9 Signs Your HR Manager is Terrible

by Evil HR Lady on June 14, 2011

HR departments are often maligned as glorified paper pushers, but a good human resource manager is an invaluable resource, advising you on your people, management techniques, hiring and developing programs that will help you succeed.

What–you say your HR manager isn’t doing that? Then it may be the time to show him, or her, the door.

Here are 9 red flags that your HR manager is doing a terrible job. Ignore them at your own risk.

First up: He Never Says, “We Need to Ask the Lawyers.”

{ 11 comments… read them below or add one }

Anonymous June 14, 2011 at 8:34 am

our company's HR is just like this HR who described in the post. unfortunately our BIG BOSS doesn't understand that he need to send HR lady HOME!!! i wish our boss would get to know about her real face.


Regan June 14, 2011 at 2:28 pm

Our company is great. We have a special corporate counsel who consults with our department on these matters. It's too bad every company can't implement something like this.


Anonymous June 14, 2011 at 5:42 pm

Item 9, dead on. Our HR department is well known for not tackling the specific issue but rather issuing or reiterating a policy. It leaves all the folks who aren't violating the policy feeling as if HR is nothing but a big, bad authority figure, particularly since this is 80% of the interaction they have with the department.

The thing is, whenever this happens, you hear nearly EVERYONE asking why they don't just talk to the person causing the problem, because that person will never see themselves in the blanket policy. So why does everyone see this BUT HR?


Kerouac June 14, 2011 at 7:13 pm

I agree with all these, and I pride myself in taking a pretty good approach to all nine. But at least once a week I will hear one of the following remarks corresponding to EHRL's 9 signs:

1. I thought we had HR so we didn't have to contact an attorney every time the Dept. of Labor calls…

2. I had a great employee in the mid-80s who was a real diamond in the rough. Why can't you find me another one of those?

3. Why do you care how I do my job? Are you after me?

4. You're supposed to support me, not oppose everything I say.

5. I don't even know why we have policies. You made an exception again.

6. If I need you help with my area, I'll ask for it.

7. Fire anyone today?

8. Nice graphs, but isn't HR supposed to be about people?

9. How am I supposed to know what to do if you don't give me a written policy?
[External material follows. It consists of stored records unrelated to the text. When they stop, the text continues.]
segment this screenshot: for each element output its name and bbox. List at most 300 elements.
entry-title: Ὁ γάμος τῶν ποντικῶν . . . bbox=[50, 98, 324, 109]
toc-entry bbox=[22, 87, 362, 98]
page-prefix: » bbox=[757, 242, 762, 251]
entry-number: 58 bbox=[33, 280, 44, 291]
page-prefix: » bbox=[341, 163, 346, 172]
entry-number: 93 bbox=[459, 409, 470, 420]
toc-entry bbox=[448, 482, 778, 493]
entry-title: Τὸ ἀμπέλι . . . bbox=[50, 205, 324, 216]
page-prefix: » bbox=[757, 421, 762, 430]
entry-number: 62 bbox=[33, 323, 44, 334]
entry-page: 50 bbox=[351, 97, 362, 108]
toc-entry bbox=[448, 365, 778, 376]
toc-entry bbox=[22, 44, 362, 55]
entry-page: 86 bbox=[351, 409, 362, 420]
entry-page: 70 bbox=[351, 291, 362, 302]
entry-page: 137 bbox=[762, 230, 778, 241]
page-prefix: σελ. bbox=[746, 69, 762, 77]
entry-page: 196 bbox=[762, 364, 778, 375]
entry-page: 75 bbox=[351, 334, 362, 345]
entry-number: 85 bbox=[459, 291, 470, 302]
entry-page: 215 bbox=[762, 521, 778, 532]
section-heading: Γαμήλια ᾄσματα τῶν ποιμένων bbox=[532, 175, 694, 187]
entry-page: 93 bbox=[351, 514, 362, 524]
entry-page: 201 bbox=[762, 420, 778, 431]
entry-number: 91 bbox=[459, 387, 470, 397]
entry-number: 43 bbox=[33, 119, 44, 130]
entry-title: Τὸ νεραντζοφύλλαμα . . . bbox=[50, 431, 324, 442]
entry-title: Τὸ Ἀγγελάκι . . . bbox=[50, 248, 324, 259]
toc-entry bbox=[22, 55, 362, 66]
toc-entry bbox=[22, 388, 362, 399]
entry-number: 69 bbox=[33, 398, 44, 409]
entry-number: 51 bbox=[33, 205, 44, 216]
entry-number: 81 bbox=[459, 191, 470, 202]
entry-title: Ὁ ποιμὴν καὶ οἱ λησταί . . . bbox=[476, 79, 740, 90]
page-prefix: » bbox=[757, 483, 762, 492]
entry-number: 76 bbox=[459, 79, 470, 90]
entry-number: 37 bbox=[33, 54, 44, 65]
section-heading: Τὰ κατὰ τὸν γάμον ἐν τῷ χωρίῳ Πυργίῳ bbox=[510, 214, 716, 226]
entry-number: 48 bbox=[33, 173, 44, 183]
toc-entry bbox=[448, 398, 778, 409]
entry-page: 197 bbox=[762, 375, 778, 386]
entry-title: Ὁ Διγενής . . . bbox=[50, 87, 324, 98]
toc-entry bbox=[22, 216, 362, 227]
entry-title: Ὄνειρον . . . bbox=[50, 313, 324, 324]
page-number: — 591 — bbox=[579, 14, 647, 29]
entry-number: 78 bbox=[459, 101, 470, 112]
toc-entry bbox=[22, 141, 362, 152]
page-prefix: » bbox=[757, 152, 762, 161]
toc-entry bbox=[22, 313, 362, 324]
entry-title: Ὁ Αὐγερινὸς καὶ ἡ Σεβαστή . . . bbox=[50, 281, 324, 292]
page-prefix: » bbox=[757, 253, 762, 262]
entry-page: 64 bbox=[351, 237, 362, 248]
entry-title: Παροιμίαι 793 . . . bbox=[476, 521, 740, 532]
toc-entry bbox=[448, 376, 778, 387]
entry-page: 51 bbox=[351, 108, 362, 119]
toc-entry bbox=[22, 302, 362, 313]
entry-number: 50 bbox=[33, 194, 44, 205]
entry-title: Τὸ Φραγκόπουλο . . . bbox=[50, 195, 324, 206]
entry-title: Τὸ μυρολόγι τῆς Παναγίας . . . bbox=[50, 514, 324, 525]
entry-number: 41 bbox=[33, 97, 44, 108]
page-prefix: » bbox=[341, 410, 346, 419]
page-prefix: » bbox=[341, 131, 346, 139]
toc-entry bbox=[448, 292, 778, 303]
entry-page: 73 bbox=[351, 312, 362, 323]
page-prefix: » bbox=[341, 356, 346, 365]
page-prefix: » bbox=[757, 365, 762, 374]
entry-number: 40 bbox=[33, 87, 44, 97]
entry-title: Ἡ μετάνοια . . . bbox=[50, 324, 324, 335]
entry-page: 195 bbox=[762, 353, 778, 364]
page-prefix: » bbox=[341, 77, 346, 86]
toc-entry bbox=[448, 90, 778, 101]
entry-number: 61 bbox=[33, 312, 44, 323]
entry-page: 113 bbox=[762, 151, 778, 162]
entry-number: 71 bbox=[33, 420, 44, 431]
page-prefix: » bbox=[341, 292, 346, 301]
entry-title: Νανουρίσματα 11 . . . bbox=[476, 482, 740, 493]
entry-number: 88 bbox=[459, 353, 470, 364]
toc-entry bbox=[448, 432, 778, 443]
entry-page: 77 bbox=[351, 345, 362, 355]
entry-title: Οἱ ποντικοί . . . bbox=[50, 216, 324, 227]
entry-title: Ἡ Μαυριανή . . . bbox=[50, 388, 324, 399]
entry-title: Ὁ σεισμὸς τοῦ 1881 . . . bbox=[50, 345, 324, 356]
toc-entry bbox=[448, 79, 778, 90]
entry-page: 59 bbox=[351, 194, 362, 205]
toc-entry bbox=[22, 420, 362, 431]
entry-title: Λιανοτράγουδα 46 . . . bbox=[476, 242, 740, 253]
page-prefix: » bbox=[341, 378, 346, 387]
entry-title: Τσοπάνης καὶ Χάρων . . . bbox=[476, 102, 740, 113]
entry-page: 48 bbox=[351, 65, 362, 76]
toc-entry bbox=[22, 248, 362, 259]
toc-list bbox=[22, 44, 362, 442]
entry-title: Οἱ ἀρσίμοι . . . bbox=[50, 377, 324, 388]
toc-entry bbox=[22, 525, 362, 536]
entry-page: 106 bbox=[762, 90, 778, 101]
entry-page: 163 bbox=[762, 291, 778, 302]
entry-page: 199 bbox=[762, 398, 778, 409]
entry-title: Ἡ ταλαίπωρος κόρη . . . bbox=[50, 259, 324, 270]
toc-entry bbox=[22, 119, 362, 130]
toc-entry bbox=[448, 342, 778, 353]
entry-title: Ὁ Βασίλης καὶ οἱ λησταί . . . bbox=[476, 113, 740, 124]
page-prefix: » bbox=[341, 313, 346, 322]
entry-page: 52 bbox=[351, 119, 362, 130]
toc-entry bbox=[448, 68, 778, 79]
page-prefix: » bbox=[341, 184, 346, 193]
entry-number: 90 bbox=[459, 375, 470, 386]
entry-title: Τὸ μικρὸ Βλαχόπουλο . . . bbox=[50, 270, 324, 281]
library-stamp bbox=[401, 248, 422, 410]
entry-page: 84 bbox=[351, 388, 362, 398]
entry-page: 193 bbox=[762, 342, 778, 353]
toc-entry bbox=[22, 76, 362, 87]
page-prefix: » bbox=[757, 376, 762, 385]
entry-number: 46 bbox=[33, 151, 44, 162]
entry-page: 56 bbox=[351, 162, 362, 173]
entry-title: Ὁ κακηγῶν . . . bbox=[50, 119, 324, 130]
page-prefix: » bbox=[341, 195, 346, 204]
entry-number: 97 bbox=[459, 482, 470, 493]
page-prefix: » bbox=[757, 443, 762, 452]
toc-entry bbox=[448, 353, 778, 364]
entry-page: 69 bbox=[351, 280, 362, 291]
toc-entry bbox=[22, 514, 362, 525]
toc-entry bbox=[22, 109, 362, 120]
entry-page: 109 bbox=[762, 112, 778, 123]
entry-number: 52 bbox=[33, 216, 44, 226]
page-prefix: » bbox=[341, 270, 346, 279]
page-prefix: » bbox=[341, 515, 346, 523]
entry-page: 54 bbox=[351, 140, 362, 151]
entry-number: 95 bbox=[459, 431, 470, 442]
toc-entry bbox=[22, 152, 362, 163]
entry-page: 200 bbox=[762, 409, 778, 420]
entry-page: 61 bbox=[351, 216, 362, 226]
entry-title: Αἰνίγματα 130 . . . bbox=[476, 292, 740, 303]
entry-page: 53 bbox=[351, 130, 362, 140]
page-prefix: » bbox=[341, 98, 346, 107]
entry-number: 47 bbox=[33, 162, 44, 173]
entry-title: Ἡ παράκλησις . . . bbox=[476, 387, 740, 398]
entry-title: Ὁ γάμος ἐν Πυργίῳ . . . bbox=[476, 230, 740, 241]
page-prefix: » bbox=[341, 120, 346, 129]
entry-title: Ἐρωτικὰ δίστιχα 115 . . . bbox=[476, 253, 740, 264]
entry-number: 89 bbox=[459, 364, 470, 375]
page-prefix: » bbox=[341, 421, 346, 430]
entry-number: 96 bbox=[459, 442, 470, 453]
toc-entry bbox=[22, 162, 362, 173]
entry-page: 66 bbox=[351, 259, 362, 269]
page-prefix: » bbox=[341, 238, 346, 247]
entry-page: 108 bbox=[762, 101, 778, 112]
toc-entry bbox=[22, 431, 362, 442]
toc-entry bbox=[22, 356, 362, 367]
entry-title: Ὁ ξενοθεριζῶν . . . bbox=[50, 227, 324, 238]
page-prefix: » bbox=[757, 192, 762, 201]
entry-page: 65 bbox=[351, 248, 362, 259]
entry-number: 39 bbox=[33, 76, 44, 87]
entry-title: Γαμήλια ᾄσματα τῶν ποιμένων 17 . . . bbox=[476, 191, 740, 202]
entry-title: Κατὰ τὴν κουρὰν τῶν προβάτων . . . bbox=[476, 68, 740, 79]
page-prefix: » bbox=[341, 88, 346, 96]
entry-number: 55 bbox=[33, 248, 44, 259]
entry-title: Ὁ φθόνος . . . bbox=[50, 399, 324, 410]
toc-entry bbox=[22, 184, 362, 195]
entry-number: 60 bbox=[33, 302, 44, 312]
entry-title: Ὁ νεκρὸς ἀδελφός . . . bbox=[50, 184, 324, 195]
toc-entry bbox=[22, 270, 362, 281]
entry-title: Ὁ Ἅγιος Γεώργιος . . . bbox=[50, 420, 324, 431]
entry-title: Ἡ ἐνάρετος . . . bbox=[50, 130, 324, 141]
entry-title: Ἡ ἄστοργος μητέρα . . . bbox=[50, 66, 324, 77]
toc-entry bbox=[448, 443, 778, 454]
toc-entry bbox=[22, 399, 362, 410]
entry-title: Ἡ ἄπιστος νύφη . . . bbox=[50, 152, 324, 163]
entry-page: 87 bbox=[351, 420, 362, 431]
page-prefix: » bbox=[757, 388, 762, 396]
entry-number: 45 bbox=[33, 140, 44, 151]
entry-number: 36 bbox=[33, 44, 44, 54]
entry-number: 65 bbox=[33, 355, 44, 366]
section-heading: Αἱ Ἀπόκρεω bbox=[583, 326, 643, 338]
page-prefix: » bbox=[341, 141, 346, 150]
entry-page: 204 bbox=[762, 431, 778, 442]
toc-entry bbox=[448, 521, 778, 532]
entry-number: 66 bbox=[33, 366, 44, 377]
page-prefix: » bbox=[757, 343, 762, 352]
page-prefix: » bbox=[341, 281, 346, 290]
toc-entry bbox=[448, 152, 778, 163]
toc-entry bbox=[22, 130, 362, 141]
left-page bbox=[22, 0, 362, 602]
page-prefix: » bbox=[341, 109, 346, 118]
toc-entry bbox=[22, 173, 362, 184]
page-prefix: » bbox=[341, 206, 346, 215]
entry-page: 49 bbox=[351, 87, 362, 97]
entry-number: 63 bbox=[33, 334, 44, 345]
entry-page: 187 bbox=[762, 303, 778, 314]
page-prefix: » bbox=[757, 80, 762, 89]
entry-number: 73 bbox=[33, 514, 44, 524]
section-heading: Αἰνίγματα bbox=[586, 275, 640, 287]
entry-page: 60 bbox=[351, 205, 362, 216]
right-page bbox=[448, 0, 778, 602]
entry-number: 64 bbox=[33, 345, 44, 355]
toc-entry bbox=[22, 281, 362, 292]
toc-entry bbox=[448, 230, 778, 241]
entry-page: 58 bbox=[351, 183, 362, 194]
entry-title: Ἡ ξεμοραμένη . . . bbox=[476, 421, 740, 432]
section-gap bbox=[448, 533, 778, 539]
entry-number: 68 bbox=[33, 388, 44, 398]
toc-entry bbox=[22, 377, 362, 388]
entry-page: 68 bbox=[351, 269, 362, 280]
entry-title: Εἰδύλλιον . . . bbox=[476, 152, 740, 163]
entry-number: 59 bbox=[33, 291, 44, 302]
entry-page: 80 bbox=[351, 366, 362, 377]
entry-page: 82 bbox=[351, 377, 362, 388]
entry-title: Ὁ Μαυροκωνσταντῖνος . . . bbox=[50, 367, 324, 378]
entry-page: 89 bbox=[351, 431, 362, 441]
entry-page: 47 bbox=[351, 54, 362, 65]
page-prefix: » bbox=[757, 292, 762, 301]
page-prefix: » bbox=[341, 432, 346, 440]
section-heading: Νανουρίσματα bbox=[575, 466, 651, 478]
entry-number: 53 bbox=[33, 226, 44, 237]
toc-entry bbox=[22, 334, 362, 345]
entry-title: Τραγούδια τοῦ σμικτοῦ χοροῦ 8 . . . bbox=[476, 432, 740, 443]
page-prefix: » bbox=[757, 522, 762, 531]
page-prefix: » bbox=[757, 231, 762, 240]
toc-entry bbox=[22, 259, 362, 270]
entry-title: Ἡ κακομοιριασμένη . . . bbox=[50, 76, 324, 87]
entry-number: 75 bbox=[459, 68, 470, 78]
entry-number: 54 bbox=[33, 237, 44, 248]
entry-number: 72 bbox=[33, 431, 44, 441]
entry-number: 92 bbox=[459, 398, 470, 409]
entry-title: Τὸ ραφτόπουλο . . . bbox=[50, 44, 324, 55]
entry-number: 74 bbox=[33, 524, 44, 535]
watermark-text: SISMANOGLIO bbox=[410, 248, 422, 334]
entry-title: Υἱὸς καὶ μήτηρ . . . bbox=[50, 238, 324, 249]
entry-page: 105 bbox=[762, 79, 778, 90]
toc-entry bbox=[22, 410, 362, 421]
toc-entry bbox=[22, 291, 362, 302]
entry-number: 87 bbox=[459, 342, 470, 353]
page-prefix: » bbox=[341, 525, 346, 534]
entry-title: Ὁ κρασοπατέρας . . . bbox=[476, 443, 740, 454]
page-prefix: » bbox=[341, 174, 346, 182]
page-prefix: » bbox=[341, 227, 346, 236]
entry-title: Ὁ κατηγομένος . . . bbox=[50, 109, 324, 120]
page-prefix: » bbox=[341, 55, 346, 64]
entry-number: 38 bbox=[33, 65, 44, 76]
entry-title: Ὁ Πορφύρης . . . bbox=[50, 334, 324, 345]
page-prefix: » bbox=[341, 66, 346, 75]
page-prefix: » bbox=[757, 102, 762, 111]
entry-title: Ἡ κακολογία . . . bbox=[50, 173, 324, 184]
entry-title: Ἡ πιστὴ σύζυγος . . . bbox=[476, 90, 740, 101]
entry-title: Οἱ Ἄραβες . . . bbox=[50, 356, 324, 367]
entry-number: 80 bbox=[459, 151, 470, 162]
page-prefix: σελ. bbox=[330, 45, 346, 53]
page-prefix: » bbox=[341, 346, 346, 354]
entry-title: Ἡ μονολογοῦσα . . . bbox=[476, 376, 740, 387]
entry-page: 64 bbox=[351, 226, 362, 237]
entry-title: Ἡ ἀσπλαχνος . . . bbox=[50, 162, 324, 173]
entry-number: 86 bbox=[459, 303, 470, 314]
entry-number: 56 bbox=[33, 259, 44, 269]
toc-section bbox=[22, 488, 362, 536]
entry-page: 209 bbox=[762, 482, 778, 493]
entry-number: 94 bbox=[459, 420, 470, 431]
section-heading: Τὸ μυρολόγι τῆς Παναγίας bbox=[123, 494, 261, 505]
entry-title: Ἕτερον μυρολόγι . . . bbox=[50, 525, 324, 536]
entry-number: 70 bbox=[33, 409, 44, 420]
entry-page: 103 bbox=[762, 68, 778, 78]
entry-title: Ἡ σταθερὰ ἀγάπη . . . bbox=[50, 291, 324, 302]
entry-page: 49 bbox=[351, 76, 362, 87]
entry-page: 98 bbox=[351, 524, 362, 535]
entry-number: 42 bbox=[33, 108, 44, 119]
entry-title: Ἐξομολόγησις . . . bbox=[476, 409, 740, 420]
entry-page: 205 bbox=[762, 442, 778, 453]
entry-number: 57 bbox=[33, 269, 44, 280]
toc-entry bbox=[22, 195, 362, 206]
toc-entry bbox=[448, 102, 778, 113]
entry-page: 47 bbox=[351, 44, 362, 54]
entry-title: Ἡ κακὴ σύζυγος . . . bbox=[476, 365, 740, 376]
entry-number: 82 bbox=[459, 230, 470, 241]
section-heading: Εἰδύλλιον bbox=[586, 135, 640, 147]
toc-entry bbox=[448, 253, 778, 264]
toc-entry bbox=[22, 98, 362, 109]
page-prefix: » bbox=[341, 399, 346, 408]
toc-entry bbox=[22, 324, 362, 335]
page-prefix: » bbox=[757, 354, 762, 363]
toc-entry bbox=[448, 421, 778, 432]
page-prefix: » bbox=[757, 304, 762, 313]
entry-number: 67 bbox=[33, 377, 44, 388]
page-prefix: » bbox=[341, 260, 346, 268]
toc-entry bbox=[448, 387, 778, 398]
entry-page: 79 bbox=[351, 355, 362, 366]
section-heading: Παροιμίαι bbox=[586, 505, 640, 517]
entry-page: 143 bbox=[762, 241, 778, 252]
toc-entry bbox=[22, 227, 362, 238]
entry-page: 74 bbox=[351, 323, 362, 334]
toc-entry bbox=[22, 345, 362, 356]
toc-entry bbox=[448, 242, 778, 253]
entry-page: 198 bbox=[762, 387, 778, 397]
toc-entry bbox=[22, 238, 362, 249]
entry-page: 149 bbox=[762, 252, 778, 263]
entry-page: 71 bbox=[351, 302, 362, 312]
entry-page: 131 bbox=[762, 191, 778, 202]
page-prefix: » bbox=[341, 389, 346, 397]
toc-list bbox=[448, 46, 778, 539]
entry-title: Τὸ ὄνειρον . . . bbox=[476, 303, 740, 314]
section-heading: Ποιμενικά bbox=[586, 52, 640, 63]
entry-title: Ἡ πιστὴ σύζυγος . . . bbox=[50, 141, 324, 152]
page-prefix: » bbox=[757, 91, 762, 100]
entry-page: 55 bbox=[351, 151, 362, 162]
Gary496 June 16, 2011 at 11:27 am

This post made me laugh, and is a classic case for most HR managers everywhere. lol


Jason | Employee Scheduling June 25, 2011 at 10:14 pm

The worst is sending unqualified candidates for interviews. Nothing wastes more time than that!


Anonymous July 5, 2011 at 6:19 pm

I don't think HR ought to have a role in hiring, anyway, besides background checks and that kind of stuff.

But the #1 reason that your HR manager is terrible and ought to be fired? If he is a prominent member of the Westboro Baptist Church who spends his off time protesting funerals and other tragic events and throwing around hateful slurs.


Beth May 22, 2013 at 1:01 am

Wow, fits my company’s person pretty closely.

I’m curious if anyone knows what it means, legally speaking, if an HR rep in a 50+ person workplace lies to the Workplace Health and Safety Officer, who dropped by to look into an asbestos complaint. Our workplace did NOT have a worker safety rep (as required by law in Canada), and the HR person lied, found a gullible (or intimidated worker), appointed them rep (they are supposed to be chosen by election by employees) and presented them to the officer. A year later, the HR person still refuses to have an election. The “rep” (who isn’t interested in the job) has not been sent for any training. How serious is this? We’re just an office workplace, so nobody’s life is in immediate danger, but this still seems to be pretty acceptable and sort of illegal.


Anonymous April 10, 2017 at 4:45 pm

HI I am currently being blocked by a hr lady who works for major company that has majority of the field of work that I do. Any suggestions. Any thing will help.


Anon July 1, 2017 at 8:44 pm

Just a question. About severity and use and abuse of bad management using the “disciplinary matrix” to get ride of employees they view as “problems” etc. In my workplace. their was a guy who had a vendor who asked for his name he gave a fictitious name. The HR rep and the bad manager conspired to make it look worst then it was. Long story short he was suspended and I believe this violates the progressive disciplinary matrix in the handbook. Nor does it state that he had to ID himself even if the vendor who was not an employee been asking in a threatening manner. Is the punishment equal to the crime?